Slow revenue growth and adoption of newer technologies — cloud computing and automation platforms — have started replacing engineers. Hiring will definitely be slower than revenue growth as IT companies try to make their existing employees more productive. The slow pace will affect the middle management as well lower rung of employees doing work that can be automated.Chart 2: New IT jobs created i India
Over the years, Indian IT companies feverishly built their so-called pyramid model that involved hiring thousands of fresh engineering graduates annually and quickly deploying them on software projects to ensure overall costs remained low. The model depended on the traditional billing of services offered to customers on a per-person, per-hour basis.
In order to make sure this pyramid was kept supplied, the number of engineering colleges grew from a modest 1,511 in 2006-07 to 3,345 in 2014-15. While only 20 percent of the engineers graduating are considered employable, the situation is likely to change for the worse. A generation of engineering students will graduate in the era of Indian IT’s transition and will likely be burdened with unemployment and education loans.

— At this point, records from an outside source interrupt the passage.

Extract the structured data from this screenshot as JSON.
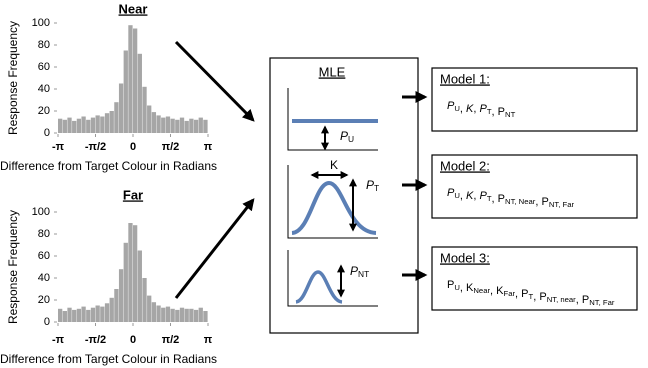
{
  "histograms": [
    {
      "type": "histogram",
      "title": "Near",
      "ylabel": "Response Frequency",
      "xlabel": "Difference from Target Colour in Radians",
      "color": "#a6a6a6",
      "ylim": [
        0,
        100
      ],
      "yticks": [
        0,
        20,
        40,
        60,
        80,
        100
      ],
      "xlim": [
        -3.142,
        3.142
      ],
      "xticks": [
        {
          "value": -3.142,
          "label": "-π"
        },
        {
          "value": -1.571,
          "label": "-π/2"
        },
        {
          "value": 0,
          "label": "0"
        },
        {
          "value": 1.571,
          "label": "π/2"
        },
        {
          "value": 3.142,
          "label": "π"
        }
      ],
      "bins": [
        -3.142,
        -2.945,
        -2.749,
        -2.553,
        -2.356,
        -2.16,
        -1.963,
        -1.767,
        -1.571,
        -1.374,
        -1.178,
        -0.982,
        -0.785,
        -0.589,
        -0.393,
        -0.196,
        0,
        0.196,
        0.393,
        0.589,
        0.785,
        0.982,
        1.178,
        1.374,
        1.571,
        1.767,
        1.963,
        2.16,
        2.356,
        2.553,
        2.749,
        2.945,
        3.142
      ],
      "counts": [
        13,
        12,
        14,
        11,
        13,
        15,
        12,
        14,
        16,
        15,
        18,
        20,
        28,
        45,
        75,
        98,
        95,
        72,
        42,
        25,
        19,
        16,
        14,
        15,
        13,
        12,
        14,
        11,
        13,
        12,
        14,
        12
      ]
    },
    {
      "type": "histogram",
      "title": "Far",
      "ylabel": "Response Frequency",
      "xlabel": "Difference from Target Colour in Radians",
      "color": "#a6a6a6",
      "ylim": [
        0,
        100
      ],
      "yticks": [
        0,
        20,
        40,
        60,
        80,
        100
      ],
      "xlim": [
        -3.142,
        3.142
      ],
      "xticks": [
        {
          "value": -3.142,
          "label": "-π"
        },
        {
          "value": -1.571,
          "label": "-π/2"
        },
        {
          "value": 0,
          "label": "0"
        },
        {
          "value": 1.571,
          "label": "π/2"
        },
        {
          "value": 3.142,
          "label": "π"
        }
      ],
      "bins": [
        -3.142,
        -2.945,
        -2.749,
        -2.553,
        -2.356,
        -2.16,
        -1.963,
        -1.767,
        -1.571,
        -1.374,
        -1.178,
        -0.982,
        -0.785,
        -0.589,
        -0.393,
        -0.196,
        0,
        0.196,
        0.393,
        0.589,
        0.785,
        0.982,
        1.178,
        1.374,
        1.571,
        1.767,
        1.963,
        2.16,
        2.356,
        2.553,
        2.749,
        2.945,
        3.142
      ],
      "counts": [
        12,
        10,
        13,
        11,
        12,
        14,
        11,
        13,
        15,
        14,
        17,
        22,
        30,
        48,
        72,
        90,
        88,
        65,
        40,
        24,
        18,
        15,
        13,
        14,
        12,
        11,
        13,
        12,
        12,
        11,
        13,
        10
      ]
    }
  ],
  "mle": {
    "title": "MLE",
    "labels": [
      {
        "text": "P",
        "sub": "U",
        "italic": true
      },
      {
        "text": "K",
        "italic": false
      },
      {
        "text": "P",
        "sub": "T",
        "italic": true
      },
      {
        "text": "P",
        "sub": "NT",
        "italic": true
      }
    ]
  },
  "models": [
    {
      "title": "Model 1:",
      "separator": ", ",
      "params": [
        {
          "text": "P",
          "sub": "U",
          "italic": true
        },
        {
          "text": "K",
          "italic": true
        },
        {
          "text": "P",
          "sub": "T",
          "italic": true
        },
        {
          "text": "P",
          "sub": "NT",
          "italic": false
        }
      ]
    },
    {
      "title": "Model 2:",
      "separator": ", ",
      "params": [
        {
          "text": "P",
          "sub": "U",
          "italic": true
        },
        {
          "text": "K",
          "italic": true
        },
        {
          "text": "P",
          "sub": "T",
          "italic": true
        },
        {
          "text": "P",
          "sub": "NT, Near",
          "italic": false
        },
        {
          "text": "P",
          "sub": "NT, Far",
          "italic": false
        }
      ]
    },
    {
      "title": "Model 3:",
      "separator": ", ",
      "params": [
        {
          "text": "P",
          "sub": "U",
          "italic": false
        },
        {
          "text": "K",
          "sub": "Near",
          "italic": false
        },
        {
          "text": "K",
          "sub": "Far",
          "italic": false
        },
        {
          "text": "P",
          "sub": "T",
          "italic": false
        },
        {
          "text": "P",
          "sub": "NT, near",
          "italic": false
        },
        {
          "text": "P",
          "sub": "NT, Far",
          "italic": false
        }
      ]
    }
  ]
}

While entry-level coding jobs will see a cut, there will demand for skills in robotics, artificial intelligence (AI), digital space, biotech, nanotech, smart technologies, etc. So Indian IT has got to re-skill its employees. The industry leaders have already drawn up plans for re-skilling, but the education system will also have to bridge the skill gap fast; otherwise we could be staring at social unrest.
The challenge is not confined to IT. According to a World Bank report titled ‘Digital Dividend’, nearly 69 percent of work in India can get automated.Chart 3: Estimated share of employment that is susceptible to automation (latest year)
A recent study by Accenture Strategy suggests that, social, mobile, analytics and robotic technology, as well as artificial intelligence, can impact a range of jobs although it can free managers from these time-consuming tasks to focus on work that is more uniquely human, or “judgment work”, which requires complex thinking, interpretation and higher-order reasoning.
Over the years our economy has become less labour absorbent. Many wonder why an economy supposedly growing at over 7 percent is not creating enough jobs. There are a mix of reasons for this, but it’s clear that the revolution in technology can replace labour at a faster clip than we ever imagined, and will make things worse.
Our policymakers should make evolving technologies a critical component in our flagship Make in India, Skill India, and Digital India programmes and our education policy must make radical recommendations on alternative models of education that would be better suited to an AI-powered economy of the future.